Tuesday, July 21, 2009

Politicking the Matthew Shepard Act

A few days ago, the Matthew Shepard Act -- adding sexual orientation and gender identity/expression to the federal hate crimes statute -- was attached to the $680B Department of Defense 2010 authorization bill, which Obama had threatened to veto due to an egregious outlay for a F-22 building program. Unfortunately, such politicking begets more politicking, especially when the budget of the DoD is probably one of the more contentious things you can touch after 7 years or so war in two countries:
  • The F-22 funding was stripped today from the Senate bill 58-40. Though it makes Obama happy, the money was approved by the House. Even if the new bill passes as is, the two chambers have to reconcile the differences. Who knew any of us queers woudl care about a couple of fighter planes quite so much?

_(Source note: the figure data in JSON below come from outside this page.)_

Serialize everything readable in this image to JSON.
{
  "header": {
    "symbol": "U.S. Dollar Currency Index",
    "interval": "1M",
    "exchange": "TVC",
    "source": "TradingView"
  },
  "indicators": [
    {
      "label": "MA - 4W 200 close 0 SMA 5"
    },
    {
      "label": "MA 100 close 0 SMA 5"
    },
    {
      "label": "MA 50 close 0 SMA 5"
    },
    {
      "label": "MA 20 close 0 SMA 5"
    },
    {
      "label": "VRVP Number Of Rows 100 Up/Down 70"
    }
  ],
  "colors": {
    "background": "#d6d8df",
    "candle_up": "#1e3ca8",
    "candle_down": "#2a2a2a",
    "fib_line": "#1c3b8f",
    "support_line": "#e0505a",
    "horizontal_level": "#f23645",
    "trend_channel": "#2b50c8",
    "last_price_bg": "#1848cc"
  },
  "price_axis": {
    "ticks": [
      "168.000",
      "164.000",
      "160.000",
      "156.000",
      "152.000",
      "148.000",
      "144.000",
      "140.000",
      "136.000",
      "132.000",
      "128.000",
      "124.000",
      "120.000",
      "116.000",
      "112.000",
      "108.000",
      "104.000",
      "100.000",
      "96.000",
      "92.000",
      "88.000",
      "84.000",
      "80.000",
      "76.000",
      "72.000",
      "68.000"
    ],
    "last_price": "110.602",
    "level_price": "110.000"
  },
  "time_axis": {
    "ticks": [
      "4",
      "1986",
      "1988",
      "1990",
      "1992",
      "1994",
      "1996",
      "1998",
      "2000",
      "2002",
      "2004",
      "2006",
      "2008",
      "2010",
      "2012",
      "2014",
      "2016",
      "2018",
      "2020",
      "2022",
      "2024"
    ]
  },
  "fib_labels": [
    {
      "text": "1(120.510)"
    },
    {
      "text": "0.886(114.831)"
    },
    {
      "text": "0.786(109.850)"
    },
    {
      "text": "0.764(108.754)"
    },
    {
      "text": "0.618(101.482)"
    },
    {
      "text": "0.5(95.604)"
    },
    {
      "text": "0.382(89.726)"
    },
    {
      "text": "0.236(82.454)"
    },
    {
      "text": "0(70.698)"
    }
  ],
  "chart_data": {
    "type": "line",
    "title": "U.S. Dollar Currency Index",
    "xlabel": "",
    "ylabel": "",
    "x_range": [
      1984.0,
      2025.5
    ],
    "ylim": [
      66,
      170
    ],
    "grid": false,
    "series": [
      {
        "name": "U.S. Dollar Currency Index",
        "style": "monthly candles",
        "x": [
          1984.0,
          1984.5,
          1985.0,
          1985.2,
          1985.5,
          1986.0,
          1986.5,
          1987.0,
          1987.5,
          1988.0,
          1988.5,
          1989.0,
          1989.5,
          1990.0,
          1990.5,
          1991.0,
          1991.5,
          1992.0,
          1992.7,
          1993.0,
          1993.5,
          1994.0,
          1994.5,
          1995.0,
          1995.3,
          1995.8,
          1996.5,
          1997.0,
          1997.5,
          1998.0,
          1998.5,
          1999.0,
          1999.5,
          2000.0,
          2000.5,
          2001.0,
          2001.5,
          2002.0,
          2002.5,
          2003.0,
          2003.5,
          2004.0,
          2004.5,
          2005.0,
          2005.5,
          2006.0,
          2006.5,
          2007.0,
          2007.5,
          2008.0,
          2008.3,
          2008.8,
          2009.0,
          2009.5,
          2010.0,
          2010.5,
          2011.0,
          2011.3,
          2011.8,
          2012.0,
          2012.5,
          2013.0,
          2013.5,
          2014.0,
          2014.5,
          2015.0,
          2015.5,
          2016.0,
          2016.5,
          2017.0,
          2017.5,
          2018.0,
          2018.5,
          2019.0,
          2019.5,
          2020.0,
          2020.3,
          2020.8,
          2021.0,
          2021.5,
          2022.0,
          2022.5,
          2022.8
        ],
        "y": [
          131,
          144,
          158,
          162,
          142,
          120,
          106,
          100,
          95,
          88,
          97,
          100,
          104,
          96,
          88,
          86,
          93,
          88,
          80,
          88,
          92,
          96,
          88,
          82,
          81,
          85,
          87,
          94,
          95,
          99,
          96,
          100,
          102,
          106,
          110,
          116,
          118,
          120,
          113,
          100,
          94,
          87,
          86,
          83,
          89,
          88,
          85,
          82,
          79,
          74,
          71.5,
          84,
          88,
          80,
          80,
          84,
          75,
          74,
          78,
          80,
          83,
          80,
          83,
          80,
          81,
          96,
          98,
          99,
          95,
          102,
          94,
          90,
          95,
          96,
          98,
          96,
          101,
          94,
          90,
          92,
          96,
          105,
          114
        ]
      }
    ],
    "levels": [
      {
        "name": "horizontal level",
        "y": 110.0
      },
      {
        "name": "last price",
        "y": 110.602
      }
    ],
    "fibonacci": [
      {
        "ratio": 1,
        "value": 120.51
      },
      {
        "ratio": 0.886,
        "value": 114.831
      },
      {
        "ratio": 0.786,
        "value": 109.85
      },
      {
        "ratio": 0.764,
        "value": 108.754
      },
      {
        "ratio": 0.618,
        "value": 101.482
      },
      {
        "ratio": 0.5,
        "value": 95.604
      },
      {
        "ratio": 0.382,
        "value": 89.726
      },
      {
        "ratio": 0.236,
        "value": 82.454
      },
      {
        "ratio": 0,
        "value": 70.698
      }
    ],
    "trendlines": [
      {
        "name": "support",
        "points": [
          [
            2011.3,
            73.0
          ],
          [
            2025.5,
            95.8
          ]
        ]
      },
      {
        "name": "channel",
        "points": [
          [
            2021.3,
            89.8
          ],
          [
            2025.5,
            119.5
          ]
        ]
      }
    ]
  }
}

  • The ACLU has come out against the Senate version of the bill, saying that the Senate version lacks "the strong protections for speech and association" found in the House version.
  • Sen. Jeff Sessions (R-AL), who is, btw, against the Matthew Shepard Act and voted against its passage, added three new amendments to the bill, in a move that seems to be directed at killing it. The three amendments would allow the death penalty for some hate crimes cases, would require the Justice Department to revise its standards of a hate crime, and would create an additional set of punishment for crimes involving servicemembers. The HRC tells us why these additions are absurdities.
Friend of the blog "Maybe it's just me..." has a list of who voted for and against the Act in the Senate. All the Senators from Ohio and Indiana voted for it, whereas Bunning (KY) voted against it and McConnell.. umm didn't vote?